If you want to build support in politics, there are few better ways than to buy it.
By coincidence, on the same day the provincial scene was rocked by a report on legislative officer largesse, Vancouver’s Kennedy Stewart chose to outline his latest charm offensive plan as an impotent independent mayor who cannot flourish without a majority of councillors in his corner.
His seductive scheme is simple: ply council with play money. Stewart proposes to increase the discretionary budget for councillors.
Not an inflationary increase, mind you – the way most of us deal with budgets in this day and age. Not a double-digit one, either. Not a doubling, tripling or quadrupling. No, it’s a fivefold hike, from the $6,000 that didn’t seem to imperil the initiative of predecessors to a $30,000 annual per-councillor slush fund.
Yes, let’s forget it’s 2019 and we’re about to hit economic headwinds, that the city is already unaffordable, our businesses are gasping on street after street, and we have been kicked in the slats with a 4.5% property tax hike.
The rationale is that the at-large system requires at-large money. If that’s the case, prove it. Stewart can’t. The best he can offer is that he’s had a few conversations with councillors. (Message to my boss: If at any time you want to come and ask if I need more funds, I’ll clear my calendar.)
Now, I’ve known a few councillors in my time, and can count on one set of index fingers those who could have wisely spent $30,000 each year to support their teeming reservoirs of ideas and initiatives. Mostly their ideas are nascent gestures that need refinement by the professional public servants that seem in no short supply at 12th and Cambie.
My memory might be faulty, but I cannot recall anyone in the election campaign arguing for more research money. And the previous council, not exactly paragons of frugality, didn’t even hint it might be a good idea.
It is tough to spend $30k, except on aides, so this could be an opportunity to reward a couple of pals with contracts that yield motions to nowhere and usurps what ought to be city staff functions.
Mainly, though, we should worry it is a side-door opportunity for political parties to pool the funds, ease the effort of raising their own money, and simply use yours. The three Greens are already musing about this – $90,000 would fuel their party needs well – and at last word the five-strong Non-Partisan Association hasn’t figured out whether to vote with the idea. But for them, $150,000 would be a godsend.
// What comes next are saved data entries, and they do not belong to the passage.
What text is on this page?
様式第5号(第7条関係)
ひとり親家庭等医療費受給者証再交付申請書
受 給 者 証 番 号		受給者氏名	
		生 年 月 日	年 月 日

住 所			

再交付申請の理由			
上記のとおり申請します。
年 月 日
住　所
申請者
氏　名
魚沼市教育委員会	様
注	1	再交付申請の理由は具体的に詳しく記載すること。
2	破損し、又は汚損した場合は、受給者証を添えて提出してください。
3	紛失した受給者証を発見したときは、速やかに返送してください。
I can’t think of a more tone-deaf early-mandate idea, particularly the way in which it will be financed – through our city’s contingency funds, the ones we need when sudden stuff happens. These funds should be there when the proverbial hits the fan, not to make the proverbial hit the fan.
The mayor thinks there is such crisis in our councillor resourcing that the city should dip into contigencies this year and figure out what to do next year. If this is the kind of Stewart stewardship we can expect, then let’s collectively break into a cold sweat.
What we really needed after the election was a sweeping review of city finances, which require a decoder ring or a brown envelope of allegations to comprehend. If the election was a rebuke to a decade of Vision Vancouver, the result ought to have jarred the new council sufficiently to pore through the books and examine what liabilities lie ahead arising from their house of cards. Instead, we are getting business as usual, maybe worse.
Stewart narrowly won office with the endorsement of organized labour in the city, no different a special interest than had he won with the endorsement of big developers. He should perceive himself as being on notice to be measured, respectful and innovative in effectively managing our money.
But the truth is he needs five fellow travellers for anything he might propose, so a nice path to cooperation is a sluice of mad money.
Self-interests are the worst creatures of the political class, which is why political compensation needs to governed with independence—and by that, not meaning an independent mayor.
If the research needs are overbearing, then we should understand why and whether there are systemic measures that could also address them before writing cheques.
If the events in Victoria last week should teach Vancouver anything, it’s that any culture that feels entitled is bound to contribute to public cynicism and a systemic dysfunctionality.
Council should not wait for this proposal to live before cremating it this week.
Kirk LaPointe is editor-in-chief of Business in Vancouver and vice-president, editorial, of Glacier Media.